Post apocalyptic novels have fascinated me since I first read Stephen King’s The Stand, What can I say? There is something about watching the collapse of society as we know it and the trials and tribulations of characters as they navigate their way in a drastically changed environment. Jay Posey’s debut novel, Three, has little in common with King’s magnum opus on its face, though I would say that it falls into a subset of the post apocalyptic genre. Posey does share with King an ability to inject his prose with a strong sense of place and characters that linger in the minds of the reader long after the last page is closed. Those attributes coupled with sparsely elegant prose make Three an exciting offering from a debut author that fans of the genre would do well to keep their eyes upon.

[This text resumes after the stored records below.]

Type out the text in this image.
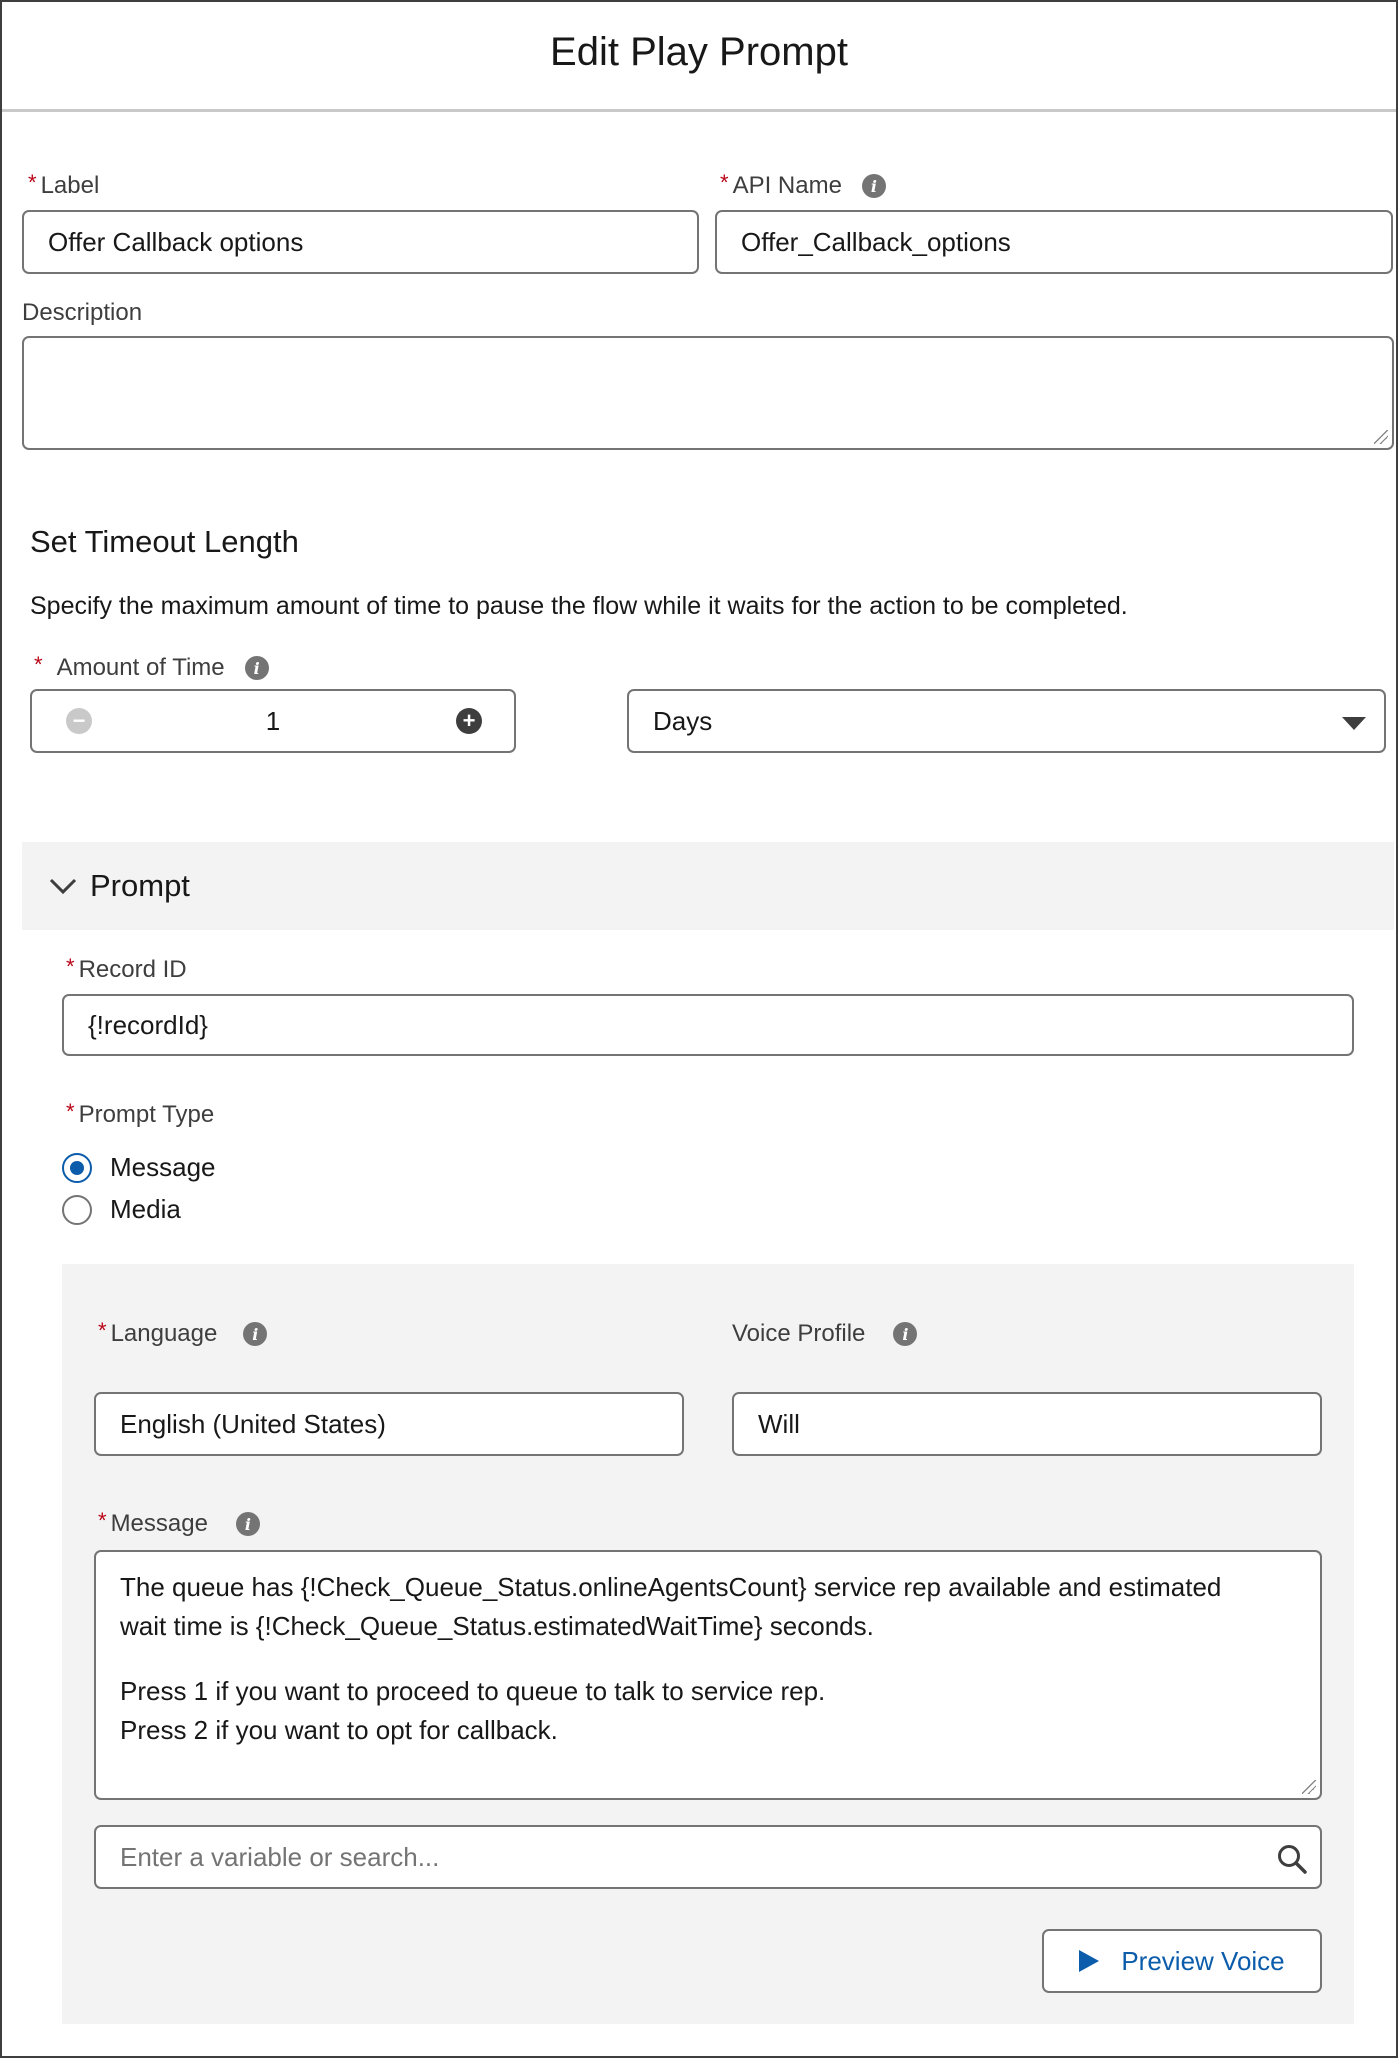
Edit Play Prompt
* Label
Offer Callback options
* API Name	i
Offer_Callback_options
Description
Set Timeout Length
Specify the maximum amount of time to pause the flow while it waits for the action to be completed.
* Amount of Time	i
−	1	+	Days
Prompt
* Record ID
{!recordId}
* Prompt Type
Message
Media
* Language	i	Voice Profile	i
English (United States)	Will
* Message	i
The queue has {!Check_Queue_Status.onlineAgentsCount} service rep available and estimated
wait time is {!Check_Queue_Status.estimatedWaitTime} seconds.
Press 1 if you want to proceed to queue to talk to service rep.
Press 2 if you want to opt for callback.
Enter a variable or search...
Preview Voice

The publisher’s back copy follows:
The world has collapsed, and there are no heroes any more.But when a lone gunman reluctantly accepts the mantel of protector to a young boy and his dying mother against the forces that pursue them, a hero may yet arise.

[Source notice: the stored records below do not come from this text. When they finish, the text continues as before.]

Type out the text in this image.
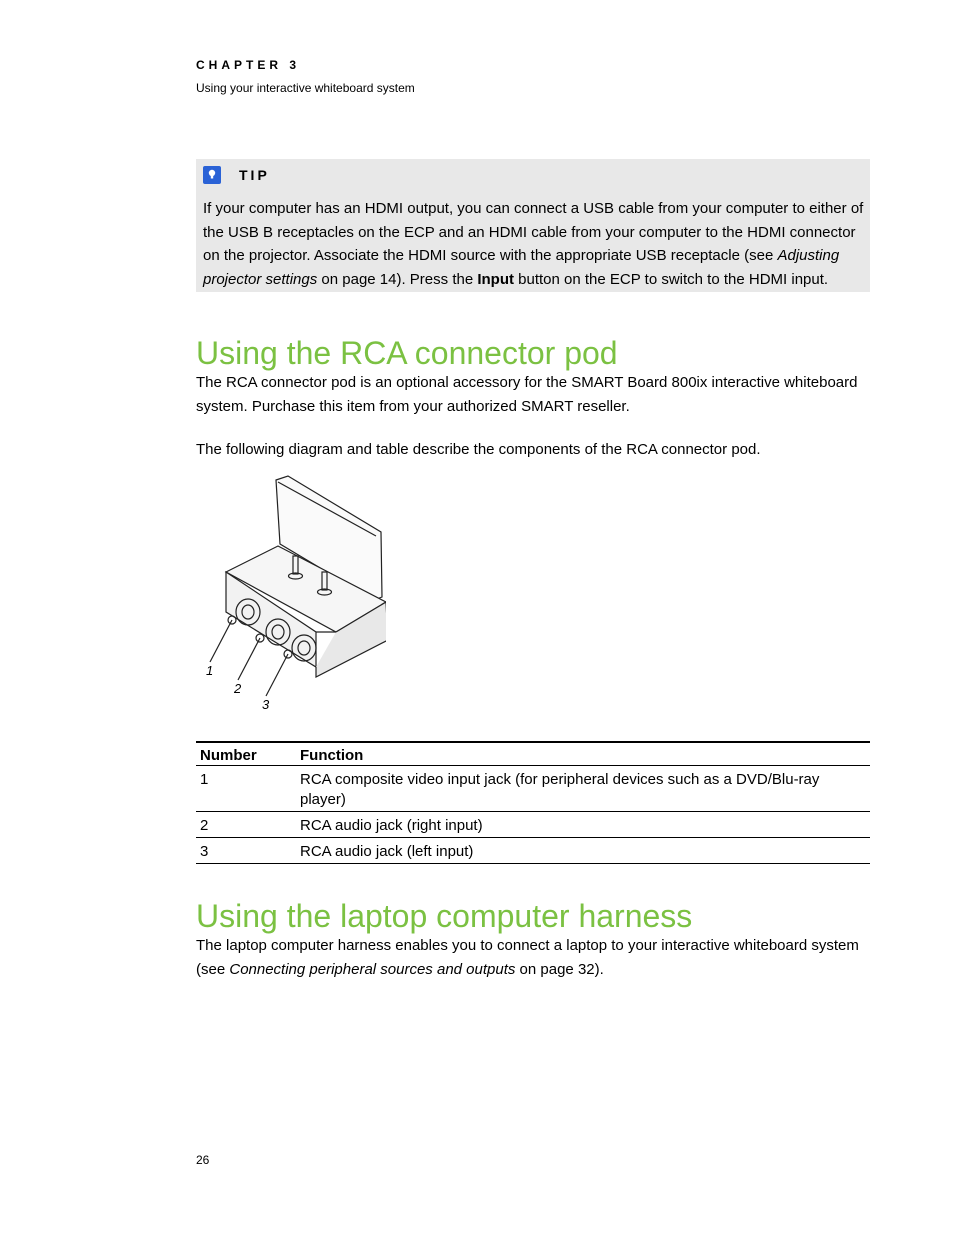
CHAPTER 3
Using your interactive whiteboard system
TIP
If your computer has an HDMI output, you can connect a USB cable from your computer to either of the USB B receptacles on the ECP and an HDMI cable from your computer to the HDMI connector on the projector. Associate the HDMI source with the appropriate USB receptacle (see Adjusting projector settings on page 14). Press the Input button on the ECP to switch to the HDMI input.
Using the RCA connector pod

The RCA connector pod is an optional accessory for the SMART Board 800ix interactive whiteboard system. Purchase this item from your authorized SMART reseller.

The following diagram and table describe the components of the RCA connector pod.

1
2
3
Number	Function
1	RCA composite video input jack (for peripheral devices such as a DVD/Blu-ray player)
2	RCA audio jack (right input)
3	RCA audio jack (left input)
Using the laptop computer harness

The laptop computer harness enables you to connect a laptop to your interactive whiteboard system (see Connecting peripheral sources and outputs on page 32).

26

It’s sparse to be fair, but it gets the point across. Three is the story of a loner, surviving by his wits and strength on the fringes of a world destroyed by an unknown apocalypse that has left the world plagued by what appear to be a sci-fi riff on zombies called The Weir as he finds himself saddled with a mother and child on the run from persons unknown and the change he sees in himself when he finally allows himself a respite from his self inflicted solitude. Will accepting the mantle of protector and hero cost him his life in the process, and is that possible sacrifice worth the risk of letting himself feel again?
Posey’s narrative is full of mystery, and most of the questions genre fans will want answered are left either completely unanswered or only given the lightest of attention. This approach is likely to leave readers either impressed with the subtle world building and exposition or frustrated with the almost absolute lack of answers. Personally, I was impressed by Posey’s minimalistic style, finding an elegant bleakness to his prose. Posey leaves much to the reader’s imagination, only providing what is vital and necessary to the tale he wishes to tell. Readers who want in depth explanations to every facet of the setting will be sorely disappointed, but those looking for a character centered tale of sacrifice, heroism, and the warming a stony heart should look no further.
Posey’s protagonist, the enigmatic Three, whose name provides the novel’s title is an obvious heroic stereotype; a mercilessly efficient survivor, possessing skills almost unparalleled in the setting, but it’s not these features that make him compelling. It’s his humanity rather than his superhuman competence that speaks most clearly from the page. Three is a man who has avoided human connection, finding himself endangered not just physically but emotionally as he takes up a role of protector and guardian to the ailing Cass and her surprisingly gifted son Wren. Three’s gradual return to empathy and community is the real point of the story in my mind. No man, no matter how exceptional, can remain alone and find meaning in his life.
Posey also manages to write Wren, a young boy of six years just as convincingly, reminding me of writers such as King and Martin who are often lauded for their ability to portray children well. Wren is an exceptional child, with gifts he neither understands nor can control, but Posey manages to write him with a complex mixture of innocence and matter of fact weariness that makes tugs at the reader’s heart strings. His bond with Three will bring a smile to fathers and step-fathers everywhere.
Posey’s experience as a game designer shows itself primarily in his action sequences which are well choreographed and rife with dismemberments and broken bones. There is a casual brutality to these scenes and it fits well with both the characters and the setting. In a world where the dead prowl the night with glowing eyes, there is no room for sentimentality and survival by any means is the only rule that matters. But even with action aplenty, Three is a novel about redemption and the return to humanity and Posey injects every character interaction with meaning and pathos to spare.
In conclusion, Posey has delivered a tale that despite its minimalist approach to world building and exposition has real depth of character and resonance when it could easily have been nothing more than exercise in over the top action scenes, and post apocalyptic set dressing. With more volumes to come in this series, I look forward to see where Posey takes us next, and I’m confident that Three will find itself included in many ‘Best of’ lists by years end.